Ask HN: What do you use to keep track of a backlog on solo projects? - jaredwiener
How do you keep track of a backlog&#x2F;roadmap when building something solo?  Do you find that it is even helpful to do so at all?
======
billconan
I use gitlab's issue.

yes, helpful. I need to prioritize the issues.

Sometimes I get unmotivated on my project. I found setting a concrete and
small goal and focus on the goal can help me make progress. I force myself to
check off 3 bugs on the bug board everyday.

------
stockkid
I don't think it's generally helpful to keep a backlog of something one is
building by oneself. The reason is that a solo developer is able to hold in
their short term memory what they are working on now and what needs to be done
after.

Backlog is good when multiple developers are working on a project because it
can make tasks assignable and prevent overlap of work. But in a solo endeavor,
keeping a backlog tend to become a mere formality that slows one down.
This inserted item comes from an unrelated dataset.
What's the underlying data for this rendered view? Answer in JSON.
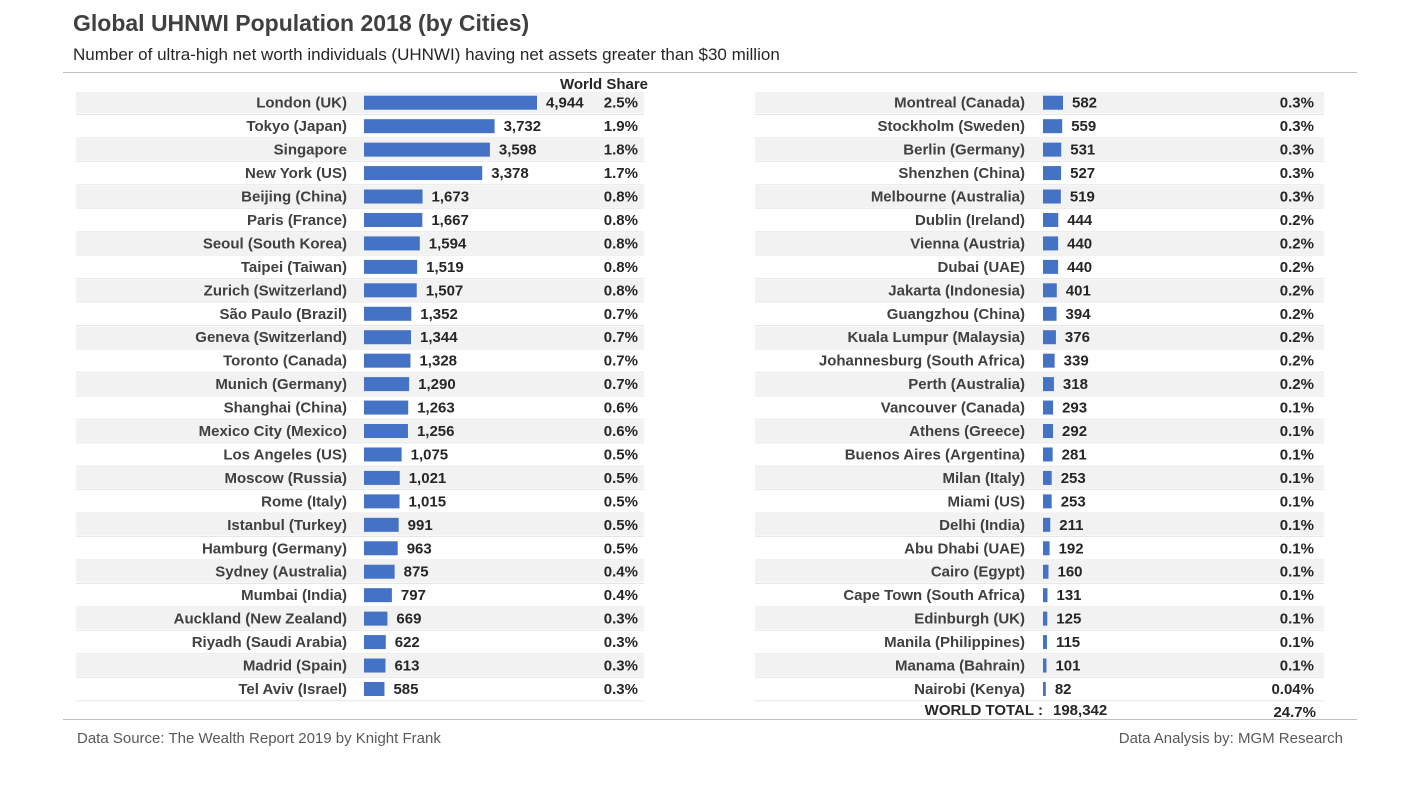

I guess my claim depends on the complexity of the project, but I think
complexity of project that one developer can handle might be limited such that
keeping a backlog is not really worth the effort.

------
jmstfv
For short-term items, I use pen and paper.

For long-term ones, I use TODO notes scattered around my Rails codebase. I
have segmented those items into 3 categories: high, medium, and low. Whenever
I create a new TODO note, I append one of those categories to it (e.g.
TODO[low]).

Rails has a built-in command that displays all those items (`rails notes`). To
filter items by the category, I pipe the output from that command to ripgrep:

    
    
        rails  notes | rg -S low

------
codingdave
Trello. I find it quite useful, as I manage everything I need to do outside of
my job there. Home repairs, coding projects, art and photography projects, and
I keep a backlog of ideas I've had in case I even get time and energy to build
out more things.

------
bovermyer
I use Trello.

I have a public board that's a hybrid between kanban and idea board. You can
see it here:

[https://trello.com/b/J7mG9H3X/world-generator-
kanban](https://trello.com/b/J7mG9H3X/world-generator-kanban)

------
AndreFvchs
Currently I'm using a combination of Google Docs for notes and todos, Google
Notes for bookmarks/research and Google Sheets for keeping track of financing
and marketing. Easy to use and really powerful.

------
ezekg
GitHub issues.

------
jjjbokma
Pen and paper.